L’attività che la Cassa ha svolto negli anni ha sempre coniugato l’impegno in ambito assistenziale (fornendo un supporto economico per garantire le prestazioni sanitarie di diagnosi, cura e riabilitazione) con iniziative di prevenzione. Le attività di prevenzione sino ad oggi sviluppate sono sempre state, al pari di quanto diffusamente offerto, tese a garantire una diagnosi precoce mirata all’individuazione di specifiche patologie secondo “pacchetti” predefiniti che miravano a individuare alterazioni specifiche di un organo o un apparato. Oggi, in linea con quanto fortemente raccomandato dai principali organismi scientifici internazionali e già presente in varie nazioni, il consiglio di amministrazione ha deciso di varare un progetto sperimentale con un nuovo modello di intervento: la prevenzione personalizzata partita dal 1° di ottobre.

Il progetto in corso è di tipo sperimentale, la durata è variabile fino al raggiungimento di un numero sufficiente, statisticamente valido, ai fini di individuare il modello migliore non solo ai fini clinici ma anche di sostenibilità economica. La sperimentazione prevede un minimo di tremila accessi eseguiti.

L’analisi dei risultati verrà eseguita, oltre che dagli esperti in QuAS., dai ricercatori dell’Università statale di Napoli “Federico II”, cattedra di Igiene e Medicina Preventiva, e dalla cattedra di Matematica Attuariale dell’Università di Cagliari.

Si ribadisce che trattasi di sperimentazione volta a ricercare un modello fruibile in seguito da tutti gli associati, con l’immissione nel Nomenclatore Tariffario e che, in questa fase, è offerta solo a coloro che volontaristicamente vogliono partecipare, fino al raggiungimento del numero minimo, e che siano vicini ai Centri pilota scelti per la sperimentazione.
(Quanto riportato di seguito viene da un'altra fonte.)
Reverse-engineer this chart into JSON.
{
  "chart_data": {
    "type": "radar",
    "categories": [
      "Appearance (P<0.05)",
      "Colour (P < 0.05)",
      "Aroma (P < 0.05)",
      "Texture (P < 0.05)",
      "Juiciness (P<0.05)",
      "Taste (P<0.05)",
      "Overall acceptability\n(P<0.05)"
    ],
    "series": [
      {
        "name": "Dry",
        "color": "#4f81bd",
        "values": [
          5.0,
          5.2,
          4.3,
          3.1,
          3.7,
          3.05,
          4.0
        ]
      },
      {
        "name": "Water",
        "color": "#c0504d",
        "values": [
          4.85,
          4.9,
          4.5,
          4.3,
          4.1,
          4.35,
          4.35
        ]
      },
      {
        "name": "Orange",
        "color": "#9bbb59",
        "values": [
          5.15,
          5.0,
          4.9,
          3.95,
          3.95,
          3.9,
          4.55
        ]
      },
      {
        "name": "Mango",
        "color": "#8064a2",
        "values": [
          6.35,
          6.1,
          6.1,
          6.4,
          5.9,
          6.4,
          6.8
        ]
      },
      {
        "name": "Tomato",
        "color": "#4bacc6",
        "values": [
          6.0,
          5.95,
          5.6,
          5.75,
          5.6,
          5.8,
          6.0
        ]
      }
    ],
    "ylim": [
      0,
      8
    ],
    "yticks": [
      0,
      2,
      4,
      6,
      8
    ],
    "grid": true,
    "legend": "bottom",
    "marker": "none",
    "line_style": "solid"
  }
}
Ed ecco alcune note informative sullo svolgimento della sperimentazione. In aggiunta agli attuali pacchetti di prevenzione focalizzati, questa nuova modalità di intervento si basa su una attività di diagnosi “guidata” da un medico responsabile, operante presso un centro polispecialistico individuato dalla QuAS.

Tale specialista, basandosi su una attenta analisi familiare e personale, una completa valutazione clinica e una serie iniziale di esami, predisporrà per ogni partecipante un protocollo personalizzato che, nel caso di evidenza di particolari livelli di rischio/sospette alterazioni, verrà integrato da ulteriori esami, tesi a giungere a una rassicurazione sullo stato di salute.

L’intera fase, che verrà svolta presso i centri clinici che hanno aderito all’iniziativa, sarà senza alcun carico economico per il partecipante poiché sarà QuAs a sostenere tutti i costi.

Nel caso di evidenza di sospette patologie, il medico referente stilerà una sintesi per il medico curante di fiducia che, in base a tali indicazioni, potrà prescrivere gli ulteriori esami, finalizzati alla conclusione dell’intero processo diagnostico.

Lo svolgimento dell’intero processo diagnostico presso la struttura convenzionata di riferimento verrà sviluppato, ove possibile, con un unico accesso. In specifici casi, e per motivate necessità cliniche e organizzative, potrà essere richiesto un secondo accesso alla struttura sanitaria che avverrà in tempi diversi, al fine di concludere l’intero programma di valutazione.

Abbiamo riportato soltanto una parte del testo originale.